Old Shoes says the program was started as a way to repay Lisa Sowinski, Indigenous liaison with the Horizon School Division.
“I lived in Taber when my kids were going to school,” said Old Shoes. “One winter day I thought ‘Oh my goodness, it’s snowing. You don’t have to go to school,’ and here comes Lisa — blizzard, into the big four-by-four, banging on my door, and I’m like, ‘Who is this woman banging on my door?’ It was Lisa and she’s happy and just joyful.”
“I had to get the kids up to go to school, thanks to Lisa for being there for me,” said Old Shoes, in return, Old Shoes offered to be a part of the program “when they had started that reconciliation, and they finally put the books out, and they are going in-depth with the residential schools.”

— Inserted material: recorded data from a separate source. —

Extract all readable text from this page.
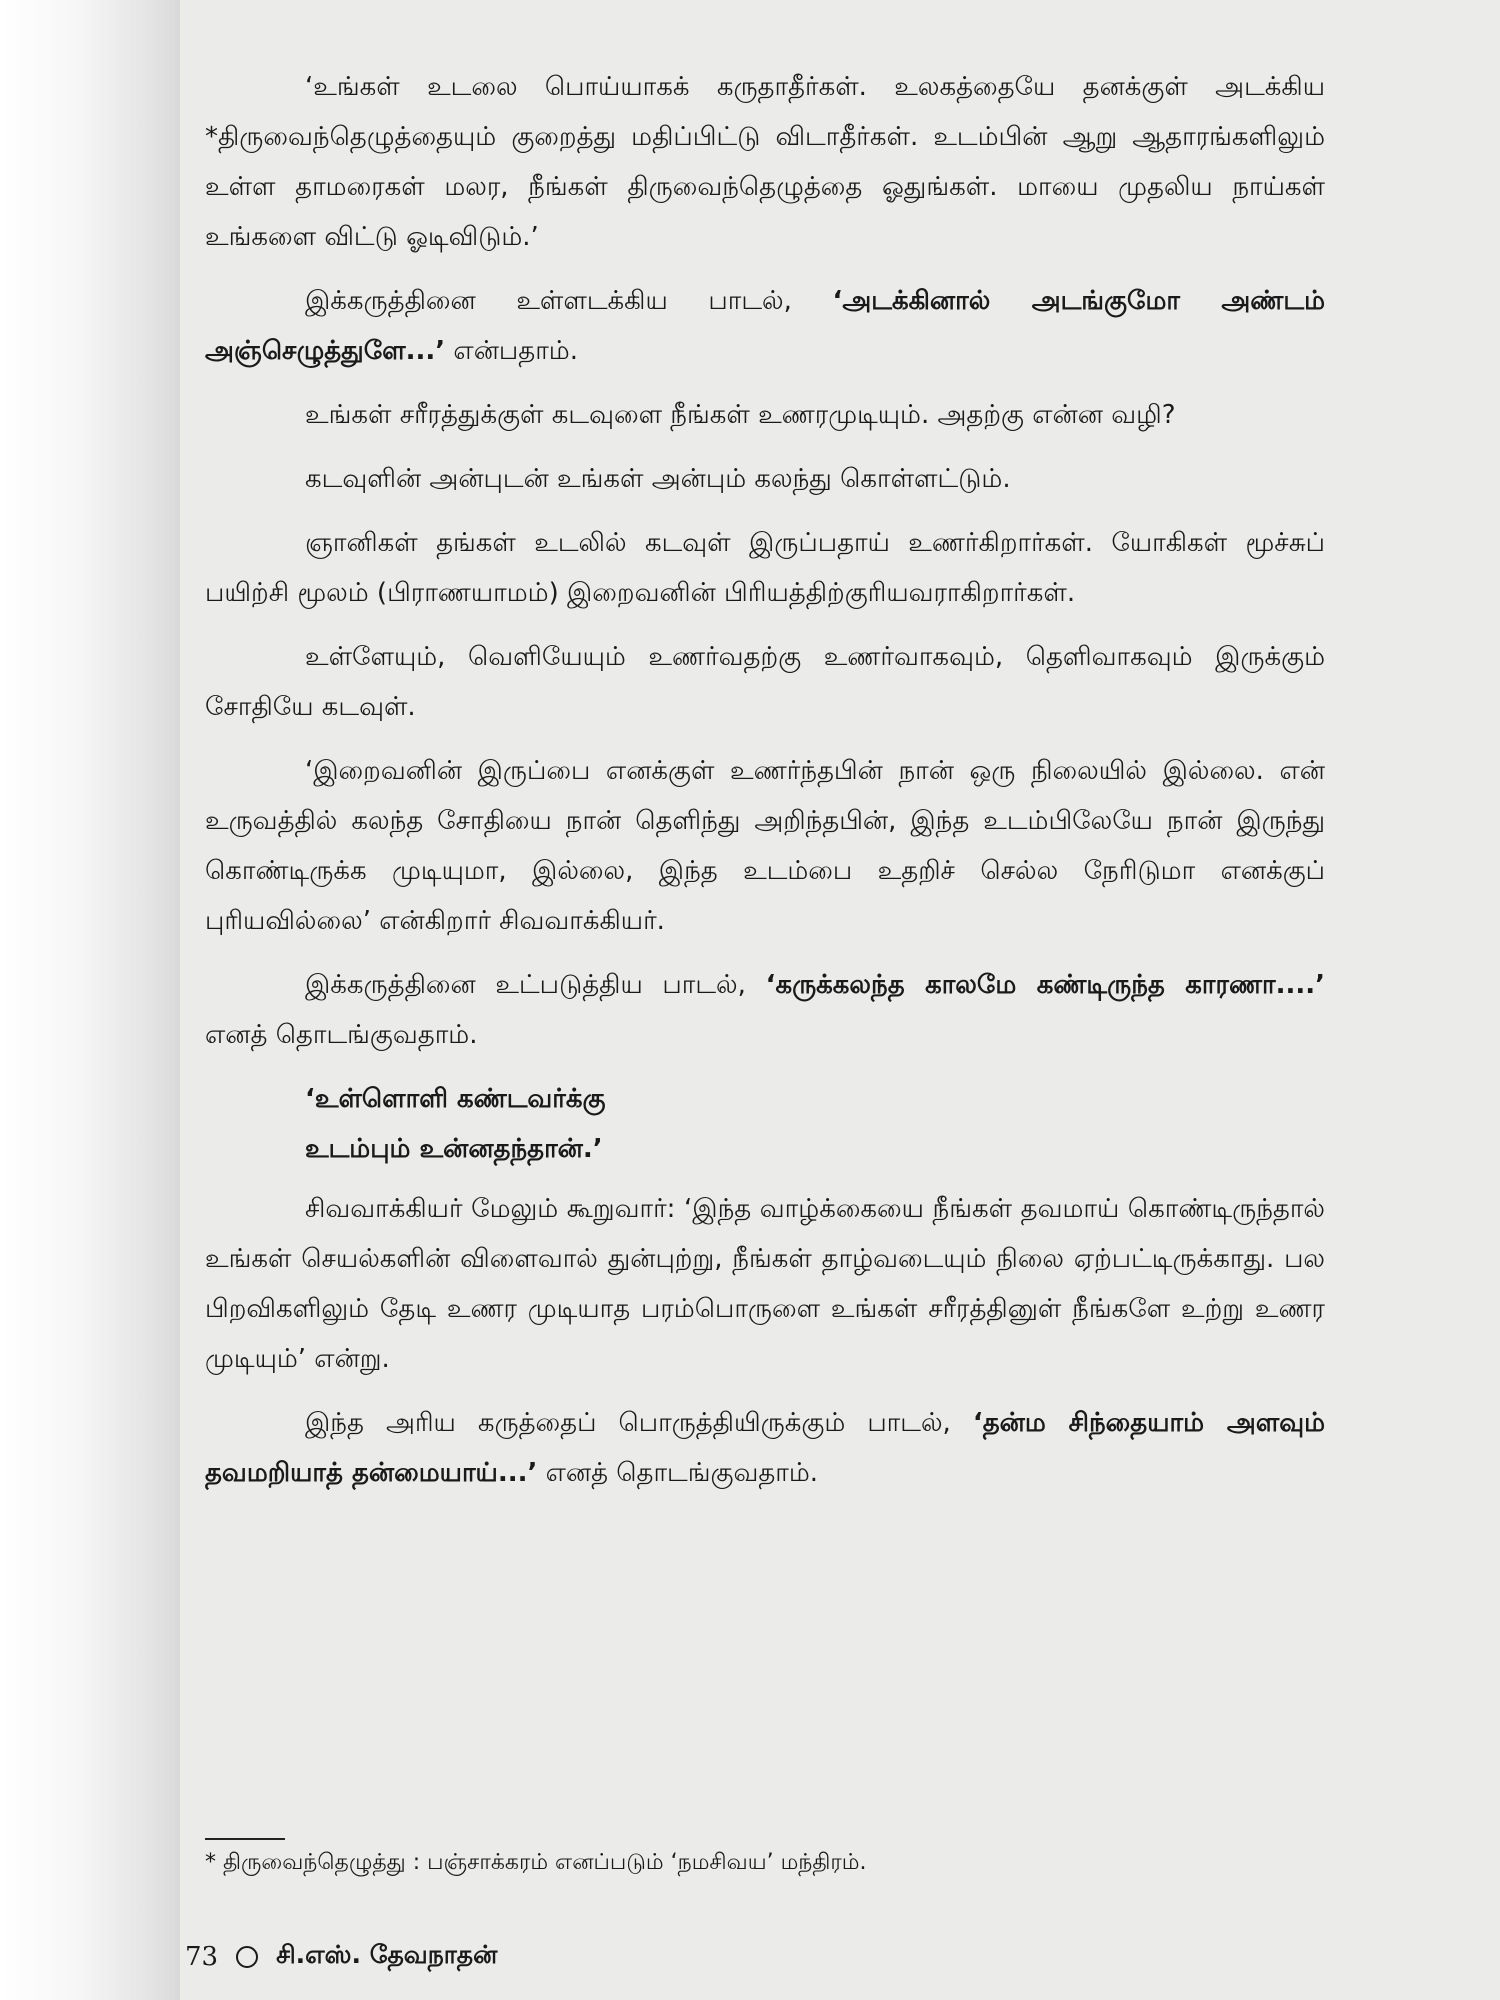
‘உங்கள் உடலை பொய்யாகக் கருதாதீர்கள். உலகத்தையே தனக்குள் அடக்கிய *திருவைந்தெழுத்தையும் குறைத்து மதிப்பிட்டு விடாதீர்கள். உடம்பின் ஆறு ஆதாரங்களிலும் உள்ள தாமரைகள் மலர, நீங்கள் திருவைந்தெழுத்தை ஓதுங்கள். மாயை முதலிய நாய்கள் உங்களை விட்டு ஓடிவிடும்.’

இக்கருத்தினை உள்ளடக்கிய பாடல், ‘அடக்கினால் அடங்குமோ அண்டம் அஞ்செழுத்துளே...’ என்பதாம்.

உங்கள் சரீரத்துக்குள் கடவுளை நீங்கள் உணரமுடியும். அதற்கு என்ன வழி?

கடவுளின் அன்புடன் உங்கள் அன்பும் கலந்து கொள்ளட்டும்.

ஞானிகள் தங்கள் உடலில் கடவுள் இருப்பதாய் உணர்கிறார்கள். யோகிகள் மூச்சுப் பயிற்சி மூலம் (பிராணயாமம்) இறைவனின் பிரியத்திற்குரியவராகிறார்கள்.

உள்ளேயும், வெளியேயும் உணர்வதற்கு உணர்வாகவும், தெளிவாகவும் இருக்கும் சோதியே கடவுள்.

‘இறைவனின் இருப்பை எனக்குள் உணர்ந்தபின் நான் ஒரு நிலையில் இல்லை. என் உருவத்தில் கலந்த சோதியை நான் தெளிந்து அறிந்தபின், இந்த உடம்பிலேயே நான் இருந்து கொண்டிருக்க முடியுமா, இல்லை, இந்த உடம்பை உதறிச் செல்ல நேரிடுமா எனக்குப் புரியவில்லை’ என்கிறார் சிவவாக்கியர்.

இக்கருத்தினை உட்படுத்திய பாடல், ‘கருக்கலந்த காலமே கண்டிருந்த காரணா....’ எனத் தொடங்குவதாம்.

‘உள்ளொளி கண்டவர்க்கு
உடம்பும் உன்னதந்தான்.’

சிவவாக்கியர் மேலும் கூறுவார்: ‘இந்த வாழ்க்கையை நீங்கள் தவமாய் கொண்டிருந்தால் உங்கள் செயல்களின் விளைவால் துன்புற்று, நீங்கள் தாழ்வடையும் நிலை ஏற்பட்டிருக்காது. பல பிறவிகளிலும் தேடி உணர முடியாத பரம்பொருளை உங்கள் சரீரத்தினுள் நீங்களே உற்று உணர முடியும்’ என்று.

இந்த அரிய கருத்தைப் பொருத்தியிருக்கும் பாடல், ‘தன்ம சிந்தையாம் அளவும் தவமறியாத் தன்மையாய்...’ எனத் தொடங்குவதாம்.

* திருவைந்தெழுத்து : பஞ்சாக்கரம் எனப்படும் ‘நமசிவய’ மந்திரம்.
73 சி.எஸ். தேவநாதன்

Old Shoes says she brings a buffalo head, buffalo robe and some moccasins “to show children at a young age what they’re about to go through.” Moreover, Old Shoes says she does a “blanket exercise” with the students. According to Old Shoes, it’s a skit played out with students, and teachers reading and writing about “how the land was taken, what happened in history, and what’s happening right now like the Orange Shirt Day.”
“There’s many stories (about Orange Shirt Day),“ said Old Shoes. “But the one I really like I heard is, it was a little girl with her mom and dad and the people had come and told the parents ‘she’s gonna go to school and she’s gonna have clothing and she’s gonna be fed and on the weekend, she can come home.’”
“So they fooled her,” said Old Shoes, “before she left her home and she was so happy she was going to school she grabbed her favourite shirt, her orange shirt.”
“As soon as they went in they took her clothing, they cut her hair and said she had lice,” said Old Shoes. “She came out of the residential school, broken, but she still mourned for her orange shirt.”
Old Shoes says there were Grade 4 students at a school in Taber that asked many questions about residential schools and reconciliation.
When thinking about residential schools, Old Shoes says it was a dark time in history.
“You can’t blame yourself. I don’t blame myself and I hope no one blames themselves.”